In yesterdays announcement by the Prime minister it was all change again and just as we ‘kind of’ knew what was happening.
So we have listed the main points for florists making it easier for you to read what is really important to your business.
There may be different rules if you live in an area under local lockdown: and you should check local lockdown rules.
Wearing Face Masks.
Businesses and organisations will face stricter rules to make their premises COVID Secure (from 28 September):
You are required to wear a face covering in the following settings:
- on public transport
- indoor transport hubs
- taxis and private hire vehicles (PHVs) (from 23 September)
- shops and supermarkets
- hospitality venues, such as pubs and restaurants, except when eating or drinking (from 24 September)
- indoor shopping centres
- banks and building societies
- post offices
- cinemas and theatres
- places of worship
- public libraries
People are also strongly encouraged to wear face coverings in any other enclosed public spaces where there are people they do not normally meet.
People who are already exempt from the existing face covering obligations, such as because of an underlying health condition, will continue to be exempt from these new obligations.
You do not need to wear a face covering if you have a legitimate reason not to. This includes (but is not limited to):
- children under 11
- because of a physical or mental illness or impairment, or disability
- to communicate with someone who relies on lip reading
- to avoid harm or injury; to identify yourself
- to eat or drink if necessary
You can carry something that says you do not have to wear a face covering for medical reasons. This is a personal choice, and is not necessary in law – you should not routinely be required to produce any written evidence to justify the fact you are not wearing a face covering.
Employers must not knowingly require or encourage someone who is being required to self-isolate to come to work.

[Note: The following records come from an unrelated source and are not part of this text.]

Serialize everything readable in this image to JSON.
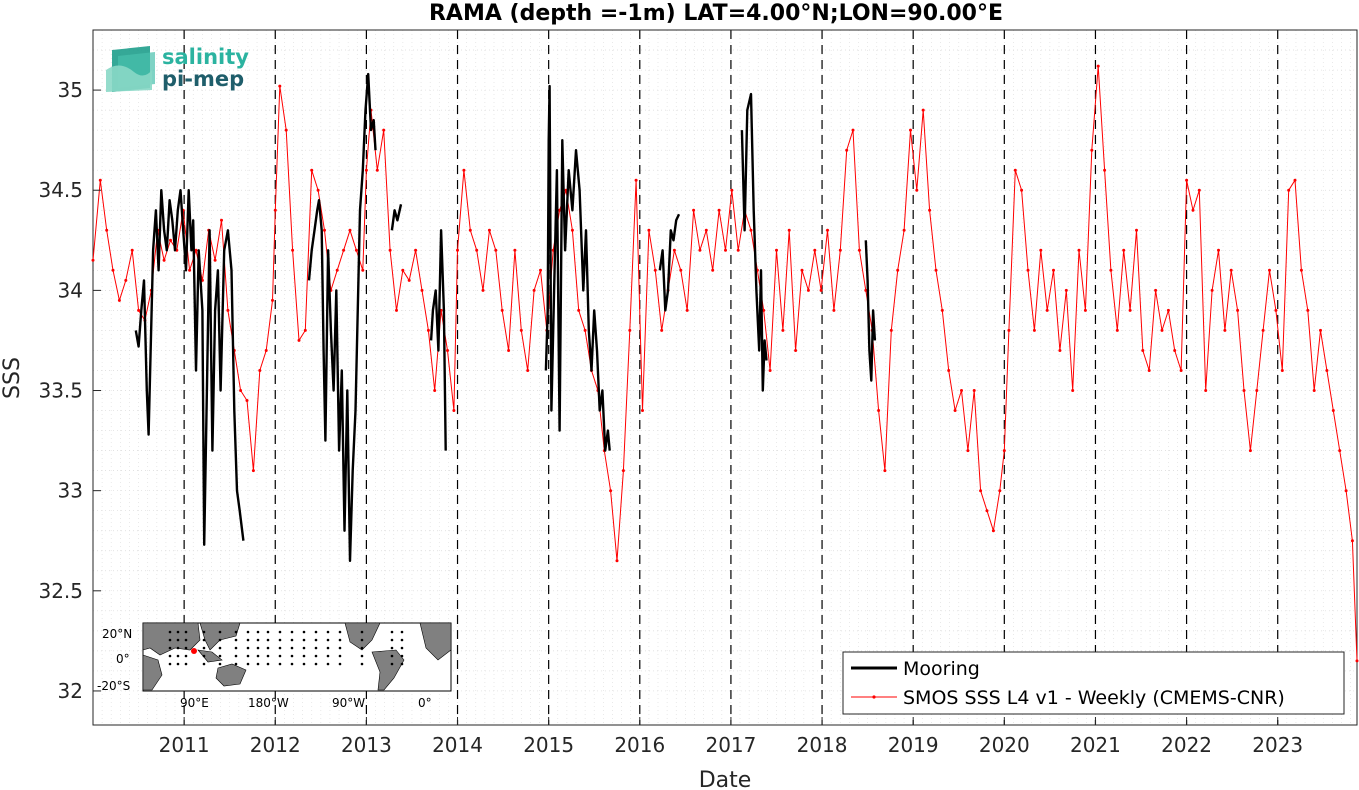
{
  "chart_data": {
    "type": "line",
    "title": "RAMA (depth =-1m) LAT=4.00°N;LON=90.00°E",
    "xlabel": "Date",
    "ylabel": "SSS",
    "xlim": [
      2010.0,
      2023.87
    ],
    "ylim": [
      31.83,
      35.3
    ],
    "x_ticks": [
      2011,
      2012,
      2013,
      2014,
      2015,
      2016,
      2017,
      2018,
      2019,
      2020,
      2021,
      2022,
      2023
    ],
    "x_tick_labels": [
      "2011",
      "2012",
      "2013",
      "2014",
      "2015",
      "2016",
      "2017",
      "2018",
      "2019",
      "2020",
      "2021",
      "2022",
      "2023"
    ],
    "y_ticks": [
      32,
      32.5,
      33,
      33.5,
      34,
      34.5,
      35
    ],
    "y_tick_labels": [
      "32",
      "32.5",
      "33",
      "33.5",
      "34",
      "34.5",
      "35"
    ],
    "year_boundaries_dashed": true,
    "grid": "minor dotted",
    "legend_position": "bottom-right",
    "series": [
      {
        "name": "Mooring",
        "color": "#000000",
        "style": "thick line",
        "segments": [
          [
            [
              2010.47,
              33.8
            ],
            [
              2010.5,
              33.72
            ],
            [
              2010.53,
              33.9
            ],
            [
              2010.56,
              34.05
            ],
            [
              2010.59,
              33.5
            ],
            [
              2010.61,
              33.28
            ],
            [
              2010.63,
              33.65
            ],
            [
              2010.66,
              34.2
            ],
            [
              2010.69,
              34.4
            ],
            [
              2010.72,
              34.1
            ],
            [
              2010.75,
              34.5
            ],
            [
              2010.78,
              34.3
            ],
            [
              2010.81,
              34.2
            ],
            [
              2010.84,
              34.45
            ],
            [
              2010.87,
              34.35
            ],
            [
              2010.9,
              34.2
            ],
            [
              2010.93,
              34.4
            ],
            [
              2010.96,
              34.5
            ],
            [
              2010.99,
              34.3
            ],
            [
              2011.02,
              34.1
            ],
            [
              2011.05,
              34.5
            ],
            [
              2011.08,
              34.2
            ],
            [
              2011.1,
              34.35
            ],
            [
              2011.13,
              33.6
            ],
            [
              2011.16,
              34.2
            ],
            [
              2011.2,
              33.9
            ],
            [
              2011.22,
              32.73
            ],
            [
              2011.25,
              33.5
            ],
            [
              2011.28,
              34.3
            ],
            [
              2011.31,
              33.2
            ],
            [
              2011.34,
              33.9
            ],
            [
              2011.37,
              34.1
            ],
            [
              2011.4,
              33.5
            ],
            [
              2011.44,
              34.2
            ],
            [
              2011.48,
              34.3
            ],
            [
              2011.52,
              34.1
            ],
            [
              2011.55,
              33.4
            ],
            [
              2011.58,
              33.0
            ],
            [
              2011.61,
              32.9
            ],
            [
              2011.65,
              32.75
            ]
          ],
          [
            [
              2012.37,
              34.05
            ],
            [
              2012.4,
              34.2
            ],
            [
              2012.43,
              34.3
            ],
            [
              2012.46,
              34.4
            ],
            [
              2012.48,
              34.45
            ],
            [
              2012.51,
              34.3
            ],
            [
              2012.53,
              33.7
            ],
            [
              2012.55,
              33.25
            ],
            [
              2012.58,
              34.2
            ],
            [
              2012.61,
              33.8
            ],
            [
              2012.64,
              33.5
            ],
            [
              2012.67,
              34.0
            ],
            [
              2012.7,
              33.2
            ],
            [
              2012.73,
              33.6
            ],
            [
              2012.76,
              32.8
            ],
            [
              2012.79,
              33.5
            ],
            [
              2012.82,
              32.65
            ],
            [
              2012.85,
              33.1
            ],
            [
              2012.88,
              33.4
            ],
            [
              2012.91,
              34.0
            ],
            [
              2012.93,
              34.4
            ],
            [
              2012.96,
              34.6
            ],
            [
              2012.99,
              34.9
            ],
            [
              2013.02,
              35.08
            ],
            [
              2013.05,
              34.8
            ],
            [
              2013.08,
              34.85
            ],
            [
              2013.1,
              34.7
            ]
          ],
          [
            [
              2013.28,
              34.3
            ],
            [
              2013.31,
              34.4
            ],
            [
              2013.34,
              34.35
            ],
            [
              2013.38,
              34.43
            ]
          ],
          [
            [
              2013.71,
              33.75
            ],
            [
              2013.73,
              33.9
            ],
            [
              2013.76,
              34.0
            ],
            [
              2013.79,
              33.7
            ],
            [
              2013.82,
              34.3
            ],
            [
              2013.85,
              33.9
            ],
            [
              2013.87,
              33.2
            ]
          ],
          [
            [
              2014.97,
              33.6
            ],
            [
              2014.99,
              33.9
            ],
            [
              2015.0,
              34.75
            ],
            [
              2015.01,
              35.02
            ],
            [
              2015.03,
              33.4
            ],
            [
              2015.06,
              34.0
            ],
            [
              2015.09,
              34.6
            ],
            [
              2015.12,
              33.3
            ],
            [
              2015.15,
              34.75
            ],
            [
              2015.18,
              34.2
            ],
            [
              2015.22,
              34.6
            ],
            [
              2015.26,
              34.4
            ],
            [
              2015.3,
              34.7
            ],
            [
              2015.34,
              34.5
            ],
            [
              2015.38,
              34.0
            ],
            [
              2015.41,
              34.3
            ],
            [
              2015.44,
              33.8
            ],
            [
              2015.47,
              33.6
            ],
            [
              2015.5,
              33.9
            ],
            [
              2015.53,
              33.7
            ],
            [
              2015.56,
              33.4
            ],
            [
              2015.59,
              33.5
            ],
            [
              2015.62,
              33.2
            ],
            [
              2015.65,
              33.3
            ],
            [
              2015.67,
              33.2
            ]
          ],
          [
            [
              2016.22,
              34.1
            ],
            [
              2016.25,
              34.2
            ],
            [
              2016.28,
              33.9
            ],
            [
              2016.31,
              34.0
            ],
            [
              2016.34,
              34.3
            ],
            [
              2016.37,
              34.25
            ],
            [
              2016.4,
              34.35
            ],
            [
              2016.43,
              34.38
            ]
          ],
          [
            [
              2017.12,
              34.8
            ],
            [
              2017.15,
              34.3
            ],
            [
              2017.18,
              34.9
            ],
            [
              2017.22,
              34.98
            ],
            [
              2017.25,
              34.4
            ],
            [
              2017.28,
              34.0
            ],
            [
              2017.31,
              33.7
            ],
            [
              2017.33,
              34.1
            ],
            [
              2017.35,
              33.5
            ],
            [
              2017.37,
              33.75
            ],
            [
              2017.39,
              33.65
            ]
          ],
          [
            [
              2018.48,
              34.25
            ],
            [
              2018.5,
              34.05
            ],
            [
              2018.52,
              33.7
            ],
            [
              2018.54,
              33.55
            ],
            [
              2018.56,
              33.9
            ],
            [
              2018.58,
              33.75
            ]
          ]
        ]
      },
      {
        "name": "SMOS SSS L4 v1 - Weekly (CMEMS-CNR)",
        "color": "#ff0000",
        "style": "thin line with point markers",
        "x": [
          2010.0,
          2010.08,
          2010.15,
          2010.22,
          2010.29,
          2010.36,
          2010.43,
          2010.5,
          2010.57,
          2010.64,
          2010.71,
          2010.78,
          2010.85,
          2010.92,
          2010.99,
          2011.06,
          2011.13,
          2011.2,
          2011.27,
          2011.34,
          2011.41,
          2011.48,
          2011.55,
          2011.62,
          2011.69,
          2011.76,
          2011.83,
          2011.9,
          2011.97,
          2012.0,
          2012.05,
          2012.12,
          2012.19,
          2012.26,
          2012.33,
          2012.4,
          2012.47,
          2012.54,
          2012.61,
          2012.68,
          2012.75,
          2012.82,
          2012.89,
          2012.96,
          2013.0,
          2013.05,
          2013.12,
          2013.19,
          2013.26,
          2013.33,
          2013.4,
          2013.47,
          2013.54,
          2013.61,
          2013.68,
          2013.75,
          2013.82,
          2013.89,
          2013.96,
          2014.0,
          2014.07,
          2014.14,
          2014.21,
          2014.28,
          2014.35,
          2014.42,
          2014.49,
          2014.56,
          2014.63,
          2014.7,
          2014.77,
          2014.84,
          2014.91,
          2014.98,
          2015.05,
          2015.12,
          2015.19,
          2015.26,
          2015.33,
          2015.4,
          2015.47,
          2015.54,
          2015.61,
          2015.68,
          2015.75,
          2015.82,
          2015.89,
          2015.96,
          2016.03,
          2016.1,
          2016.17,
          2016.24,
          2016.31,
          2016.38,
          2016.45,
          2016.52,
          2016.59,
          2016.66,
          2016.73,
          2016.8,
          2016.87,
          2016.94,
          2017.01,
          2017.08,
          2017.15,
          2017.22,
          2017.29,
          2017.36,
          2017.43,
          2017.5,
          2017.57,
          2017.64,
          2017.71,
          2017.78,
          2017.85,
          2017.92,
          2017.99,
          2018.06,
          2018.13,
          2018.2,
          2018.27,
          2018.34,
          2018.41,
          2018.48,
          2018.55,
          2018.62,
          2018.69,
          2018.76,
          2018.83,
          2018.9,
          2018.97,
          2019.04,
          2019.11,
          2019.18,
          2019.25,
          2019.32,
          2019.39,
          2019.46,
          2019.53,
          2019.6,
          2019.67,
          2019.74,
          2019.81,
          2019.88,
          2019.95,
          2020.0,
          2020.05,
          2020.12,
          2020.19,
          2020.26,
          2020.33,
          2020.4,
          2020.47,
          2020.54,
          2020.61,
          2020.68,
          2020.75,
          2020.82,
          2020.89,
          2020.96,
          2021.03,
          2021.1,
          2021.17,
          2021.24,
          2021.31,
          2021.38,
          2021.45,
          2021.52,
          2021.59,
          2021.66,
          2021.73,
          2021.8,
          2021.87,
          2021.94,
          2022.0,
          2022.07,
          2022.14,
          2022.21,
          2022.28,
          2022.35,
          2022.42,
          2022.49,
          2022.56,
          2022.63,
          2022.7,
          2022.77,
          2022.84,
          2022.91,
          2022.98,
          2023.05,
          2023.12,
          2023.19,
          2023.26,
          2023.33,
          2023.4,
          2023.47,
          2023.54,
          2023.61,
          2023.68,
          2023.75,
          2023.82,
          2023.87
        ],
        "values": [
          34.15,
          34.55,
          34.3,
          34.1,
          33.95,
          34.05,
          34.2,
          33.9,
          33.85,
          34.0,
          34.3,
          34.15,
          34.25,
          34.2,
          34.4,
          34.1,
          34.2,
          34.05,
          34.3,
          34.15,
          34.35,
          33.9,
          33.7,
          33.5,
          33.45,
          33.1,
          33.6,
          33.7,
          33.95,
          34.4,
          35.02,
          34.8,
          34.2,
          33.75,
          33.8,
          34.6,
          34.5,
          34.3,
          34.0,
          34.1,
          34.2,
          34.3,
          34.2,
          34.1,
          34.6,
          34.9,
          34.6,
          34.8,
          34.2,
          33.9,
          34.1,
          34.05,
          34.2,
          34.0,
          33.8,
          33.5,
          33.9,
          33.7,
          33.4,
          34.2,
          34.6,
          34.3,
          34.2,
          34.0,
          34.3,
          34.2,
          33.9,
          33.7,
          34.2,
          33.8,
          33.6,
          34.0,
          34.1,
          33.8,
          34.2,
          34.4,
          34.5,
          34.3,
          33.9,
          33.8,
          33.6,
          33.5,
          33.2,
          33.0,
          32.65,
          33.1,
          33.8,
          34.55,
          33.4,
          34.3,
          34.1,
          33.8,
          34.0,
          34.2,
          34.1,
          33.9,
          34.4,
          34.2,
          34.3,
          34.1,
          34.4,
          34.2,
          34.5,
          34.2,
          34.4,
          34.3,
          34.1,
          33.9,
          33.6,
          34.2,
          33.8,
          34.3,
          33.7,
          34.1,
          34.0,
          34.2,
          34.0,
          34.3,
          33.9,
          34.2,
          34.7,
          34.8,
          34.2,
          34.0,
          33.8,
          33.4,
          33.1,
          33.8,
          34.1,
          34.3,
          34.8,
          34.5,
          34.9,
          34.4,
          34.1,
          33.9,
          33.6,
          33.4,
          33.5,
          33.2,
          33.5,
          33.0,
          32.9,
          32.8,
          33.0,
          33.2,
          33.8,
          34.6,
          34.5,
          34.1,
          33.8,
          34.2,
          33.9,
          34.1,
          33.7,
          34.0,
          33.5,
          34.2,
          33.9,
          34.7,
          35.12,
          34.6,
          34.1,
          33.8,
          34.2,
          33.9,
          34.3,
          33.7,
          33.6,
          34.0,
          33.8,
          33.9,
          33.7,
          33.6,
          34.55,
          34.4,
          34.5,
          33.5,
          34.0,
          34.2,
          33.8,
          34.1,
          33.9,
          33.5,
          33.2,
          33.5,
          33.8,
          34.1,
          33.9,
          33.6,
          34.5,
          34.55,
          34.1,
          33.9,
          33.5,
          33.8,
          33.6,
          33.4,
          33.2,
          33.0,
          32.75,
          32.15
        ]
      }
    ]
  },
  "logo": {
    "line1": "salinity",
    "line2": "pi-mep",
    "color1": "#2bb3a0",
    "color2": "#1f5e6b"
  },
  "inset_map": {
    "lat_labels": [
      "20°N",
      "0°",
      "-20°S"
    ],
    "lon_labels": [
      "90°E",
      "180°W",
      "90°W",
      "0°"
    ],
    "land_color": "#808080",
    "ocean_color": "#ffffff",
    "marker_color": "#ff0000"
  }
}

Businesses must remind people to wear face coverings where mandated. Guidance stating that face coverings and visors should be worn in close contact services will now become law (from 24 September).
QR code and track & trace
The Government are encouraging all businesses and organisations to display official NHS QR code posters at their venue entrances to help support contact tracing.
Businesses can display the official NHS QR code posters so that customers can ‘check-in’ at different premises using this option as an alternative to providing their contact details once the app is rolled out nationally (from 24 September).
Use this service to create a QR code for display in your venue. Get visitors to scan the QR code when they arrive, using the NHS COVID-19 app. This is to help trace and stop the spread of coronavirus (COVID-19).
You should create and display a QR code if you are:
- a business, place of worship or community organisation with a physical location that is open to the public
- an event which is taking place in a physical location
If you have more than one venue, you need to create a separate QR code for each location. You can add multiple locations in the service.
You’ll receive your QR code poster by email soon after you have submitted your information. If you have more than one location, the manager (or point of contact) for each location will also receive a unique QR code poster by email.
Our Board directors have said how easy it is. ” IT’S non teccy, really quick and simple to print off”
- The launch of the app will take place on Thursday 24 September in England and Wales, including QR check-in at venues
- QR codes will be an important way for NHS Test and Trace in England and NHS Test, Trace, Protect in Wales to contact multiple people if coronavirus outbreaks are identified in venues
What to do when you receive your QR code
When you receive your QR code poster you should:
- print the poster
- display the poster somewhere visitors can see it and scan it when they arrive, for example next to the entrance
- ask visitors to scan the QR code when they arrive, using their NHS COVID-19 app
- display as many posters as you need to, to avoid queues forming
If you do not have a printer, you can show the QR code on a display screen, such as a TV or tablet. Make sure it’s within reach so visitors can scan it with their mobile phones.
The BFA encourage this as best practice.
The rule of 15
Weddings and civil partnership ceremonies and receptions will be restricted to a maximum of 15 people (down from 30). Other significant standalone life events will be subject to the ‘rule of six’ limits, except funerals (from 28 September).
Anyone working is not counted as part of the limit.
This guidance remains under review and may be updated in line with the changing situation.
If you live in an area that is experiencing a local COVID-19 outbreak and where local restrictions have been imposed, different guidance and legislation will apply. Please consult the local restrictions guidance to see if any restrictions are in place in your area.
For more information on weddings and civil ceremonies go to https://www.gov.uk/government/publications/covid-19-guidance-for-small-marriages-and-civil-partnerships/covid-19-guidance-for-small-marriages-and-civil-partnerships
We urge employers to take socially responsible decisions and listen to the concerns of their staff. Employers and employees should come to a pragmatic agreement about their working arrangements.
If individuals need advice, they should approach ACAS or the BFA members employment advice HR4UK advise where they can get impartial advice about work disputes.
These measures apply to England – but there may be different rules if you live in an area under local lockdown: and you should check local lockdown rules. If you are in Wales, Scotland or Northern Ireland, different rules may apply.